We want to move! Not sure where…

This story happened so long ago that there is no need to disguise company name. Moreover I always think of this company with much tenderness - it was my first work as Java developer and people here were really friendly.

"Real estate Bulletin" was a local company issuing the said bulletin - weekly volumes of advertisements, mainly, about selling houses, flats, commercial property etc. They also ran a web-site with similar information.

For every issue they collected about 30000 lines of ads, sent by various agencies by email. And here comes the task I was hired for.

Parsing Ads

The overall process was to get these "ad orders" from the mailbox, parse and upload to database. And parsing was the most painful problem, e.g.:

  • customers may slightly violate the required text format
  • customers may express property parameters differently
  • worse of all - people made lots of mistakes in the addresses!

To solve this problem company had dedicated fellow (call him Di) who manually processed all incoming orders every Thursday. He used some old tools carelessly written many years ago. However while they could do simple fixes (like shortening "Angels street" to "Angels st"), there was no ability to correct typos.

And Di usually had too much work to carefully check every mistakes, so often mistaken ads ended up as declined or fall into some wrong district.

This situation was to be corrected and I was much enthusiastic. Dedicated tool was created, which I called "Fuzzy Regular Expressions for Java" - small engine which matched addresses against a lot of whimsical but flexible rules and automatically corrected most typos and names variations - this still could be found in my github. There were other interesting tasks, like searching the street in the nearby districts, resolving duplicate names etc.

Well, I spent few months to implement application wrapped around this tool and perhaps a month to create the set of rules to parse addresses in our city.

At last the time to demonstrate the work has come. I loaded the whole bulk of 30000 orders and… output was produced in a few seconds! Several random picks have shown all results are seemingly finely "groomed" and corrected. About 300 lines were declined as "hopeless" and when checked, they really looked beyond repair, so everything looked extremely fine.

But where are any, eh… buttons… which Di can press?

So I was asked by senior colleagues. I said well… there are no any. Process is fully-automated.

I readily added a "step-by-step" mode with two buttons, so that Di could review the check result for every line and accept or decline it.

This haven't satisfied my colleagues. They agreed it "looks like what we want" but said they are not ready to tell Di his work is not needed anymore.

They spent some weeks on trying to re-think how to reconcile existence of automatic tool and manual work by Di. Meanwhile I was told to extend the tool so it work as well for the addresses in the country around the city.

After this was done I actually had nothing more to do, so I left for the new company. My successor on this project told me later he spent a year lazily amending and refurbishing the web-part of my project, but he also haven't worked long enough to see this tool integrated into "business-process".
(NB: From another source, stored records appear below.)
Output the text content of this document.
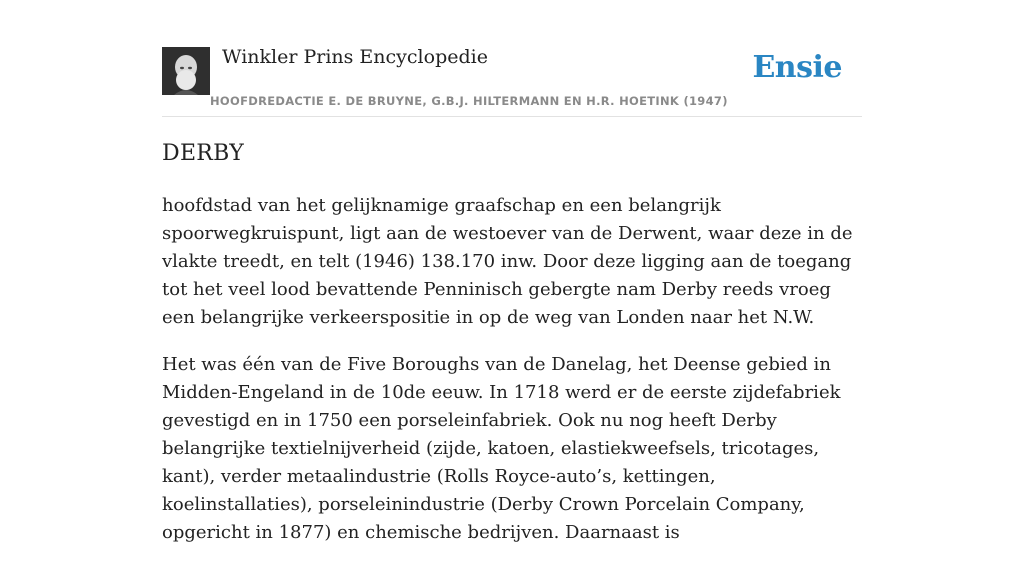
Winkler Prins Encyclopedie
HOOFDREDACTIE E. DE BRUYNE, G.B.J. HILTERMANN EN H.R. HOETINK (1947)
Ensie
DERBY

hoofdstad van het gelijknamige graafschap en een belangrijk spoorwegkruispunt, ligt aan de westoever van de Derwent, waar deze in de vlakte treedt, en telt (1946) 138.170 inw. Door deze ligging aan de toegang tot het veel lood bevattende Penninisch gebergte nam Derby reeds vroeg een belangrijke verkeerspositie in op de weg van Londen naar het N.W.

Het was één van de Five Boroughs van de Danelag, het Deense gebied in Midden-Engeland in de 10de eeuw. In 1718 werd er de eerste zijdefabriek gevestigd en in 1750 een porseleinfabriek. Ook nu nog heeft Derby belangrijke textielnijverheid (zijde, katoen, elastiekweefsels, tricotages, kant), verder metaalindustrie (Rolls Royce-auto’s, kettingen, koelinstallaties), porseleinindustrie (Derby Crown Porcelain Company, opgericht in 1877) en chemische bedrijven. Daarnaast is
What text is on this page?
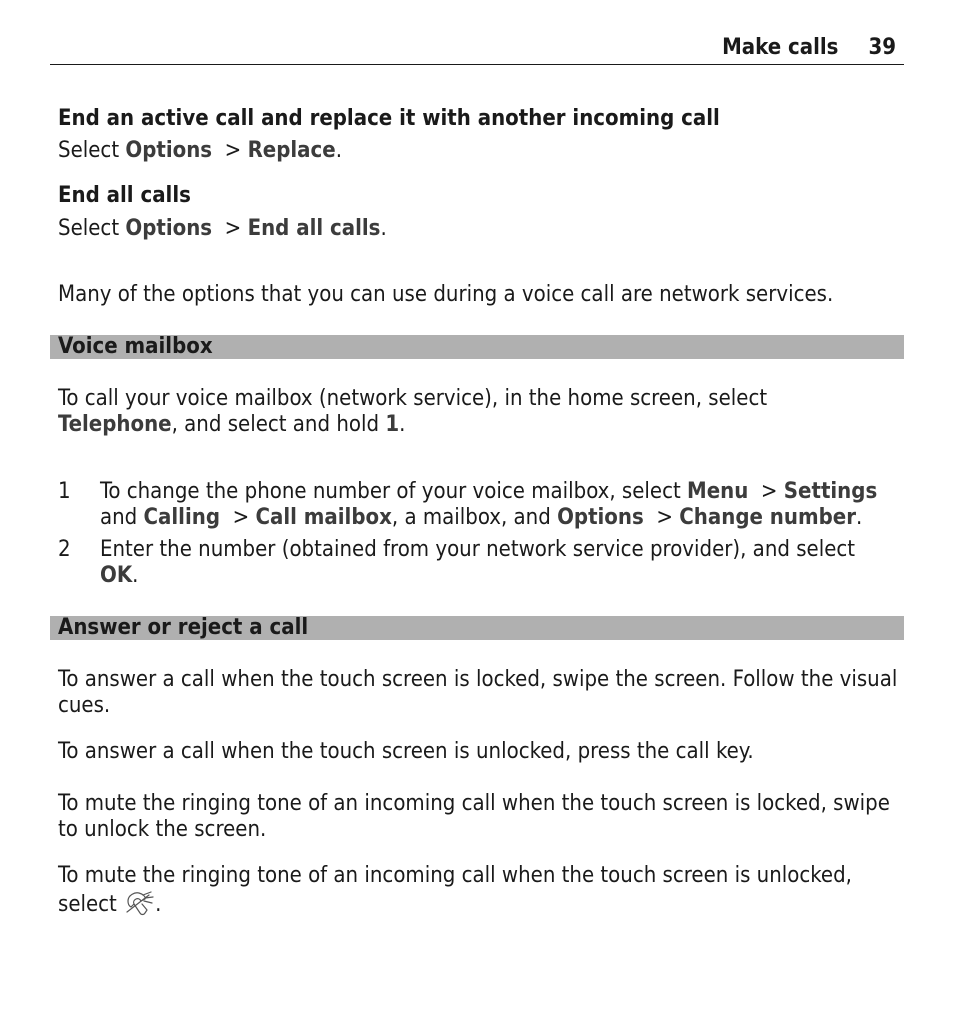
Make calls 39
End an active call and replace it with another incoming call
Select Options > Replace.
End all calls
Select Options > End all calls.
Many of the options that you can use during a voice call are network services.
Voice mailbox
To call your voice mailbox (network service), in the home screen, select
Telephone, and select and hold 1.
1 To change the phone number of your voice mailbox, select Menu > Settings
and Calling > Call mailbox, a mailbox, and Options > Change number.
2 Enter the number (obtained from your network service provider), and select
OK.
Answer or reject a call
To answer a call when the touch screen is locked, swipe the screen. Follow the visual
cues.
To answer a call when the touch screen is unlocked, press the call key.
To mute the ringing tone of an incoming call when the touch screen is locked, swipe
to unlock the screen.
To mute the ringing tone of an incoming call when the touch screen is unlocked,
select .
Colleagues seemingly were hesitant to move forth - and at the same time reluctant to freeze the project, since considerable efforts (and financing) was spent on it.

Conclusion

Who are to blame? If I were more experienced, I would insist on frequent "sync-ups" with Di himself, so that both he and everyone were more prepared to switching to fully-automated process.

On the other hand, as my colleagues and bosses were seeking to streamline the ads parsing for years, they should prepare some "integration plan" instead of looking onto results of the project with great surprise.

Further I learnt in the other projects that importance of such "integration plan" is often underestimated (or not thought of at all) unless in companies with quite mature managers. Generally there are two ways:

  • either the new service or tool can be integrated gradually, as it is being developed, gets new features etc.

  • or it could be integrated only after certain bulk of functionality is implemented

Looking back I think the first way was viable for our case - as there were 33 different types of ads, we could start using the tool only on some small subset of orders, like commercial properties etc.